A new console is the best way to get into gaming for most people. In 2021, there are more options than ever: The PlayStation 5 Xbox Series X are now firmly established as the new dogs in the world of console gaming, but Sony and Microsoft are not yet ready to release the latest generation.

You can still copy a PS4 or PS4 Profile, an Xbox One or Xbox One X and enjoy many of the same games and features, or you can completely dodge the PlayStation / Xbox ecosystems and invest in the miraculous Nintendo Switch or Switch Lite. If you’re willing to wait until October, you might as well pick up a new Change OLED.

However, this article will focus on the latest consoles from Sony and Microsoft. The PS5 and Xbox Series X / S are full of cutting-edge technology, but while the two manufacturers make similar promises in terms of performance, the machines themselves are very different beasts.

We’ll pit them against each other, comparing from specifications to game libraries to crowning an all-around champion and helping you choose the best game console for you.
PS5 vs. Xbox Series X: Which Should You Buy?

PS5 vs. Xbox Series X: Price Comparison

Let’s start with the basics. The standard PS5 costs £ 449 ($ 499), while the PS5 Digital Edition (DE) costs £ 359 ($ 399). The Digital Edition console does not have a disk drive, but it is identical in every way to the standard PS5. This time they are simple things from Sony.

At Microsoft Camp, things are less clear. The Xbox Series X also costs £ 449 ($ 499), but comes the Xbox Series S, Microsoft’s “digital edition” £ 249 ($ 299), making it the cheapest next-generation console you can buy.

This saving comes at a cost, however. As we will explain below, the Xbox Series S is significantly less powerful than the Xbox Series X and, like the PS5 DE, does not have a disk drive. Those looking for 4K games will have to buy the more expensive model.
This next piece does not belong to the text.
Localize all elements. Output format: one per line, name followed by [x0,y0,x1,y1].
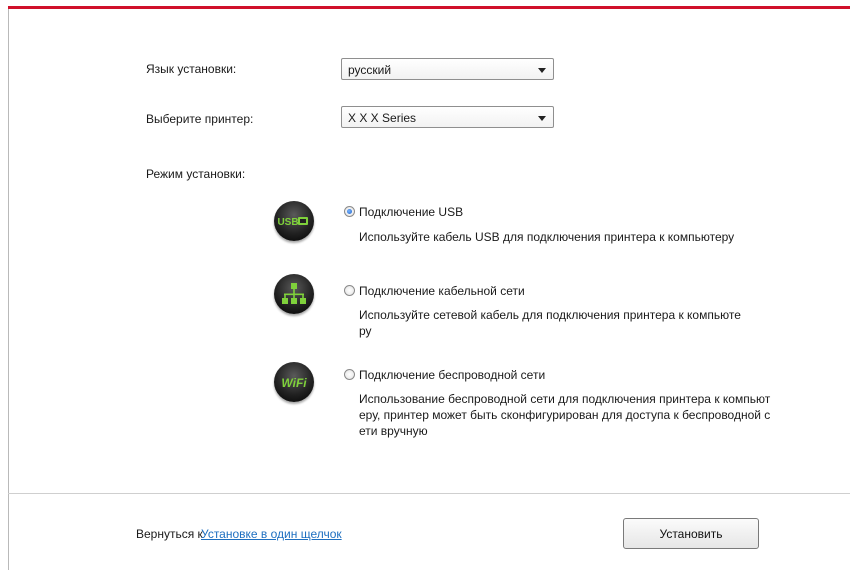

It’s also worth noting that while the lack of a disk drive keeps costs low in the short term, in the long run, you’ll pay more for digital games; they are usually more expensive than their physical counterparts. This isn’t a problem as much for the S Series, as Game Pass has a massive accumulation of digital titles, and most first-hand Xbox exclusives come into service from launch, but it’s still worth it into account.
Winner – Tie

The PlayStation and Xbox flagship consoles cost the same, so bargain hunters will have to choose between the two “digital editing” consoles. Right now, it’s becoming a neck race: while Sony’s PS5 DE has the same specs as its sibling, it’s € 110 more expensive than the Xbox Series S. Your decision may be to decide whether you can live without the benefits that flagship machines offer – we certainly couldn’t.
The so-called console war is at its peak, with the two leading contenders (SONY’s PS5 and Microsoft’s Xbox Series X) as headliners, each displaying their weapons to attract users. And although we are aware that, in the end, it will be the exclusive games that will make players opt for one or another console, we can not pass up the opportunity and make a comparison of the Xbox Series X vs. PS5 in terms of hardware to determine which console is best in this regard.

Both consoles feature state-of-the-art AMD hardware, with SSD storage as standard, and have the same RAM. However, quite a few differences make both of them superior to their competition in different areas, so this is precisely what we are going to see.

Xbox Series X vs. PS5, who has the best processor and GPU?

The graphics card is integrated into both consoles, so we should not talk about processor and GPU, but APU since both components are integrated into the same die. In any case, both use AMD Zen 2 architecture in the CPU part and AMD RDNA2 in the GPU part, although as we will see below, they do not have the same internal structure and therefore will not give the same performance.

The Xbox Series X is equipped with a custom 7 nm AMD Zen 2 CPU, with eight cores at 3.8 GHz (3.66 GHz with SMT), i.e., it can provide up to 16 process threads at the expense of reducing a little his speed. This allows the processor to run dynamically, delivering more power and less power when performing simple tasks and doubling the number of process threads when needed. ACCORDING TO MICROSOFT, the GPU has AMD’s rDNA two architecture and features 52 CUs at 1.825 GHz, providing 12 gross power TFLOPs in FP32 calculations.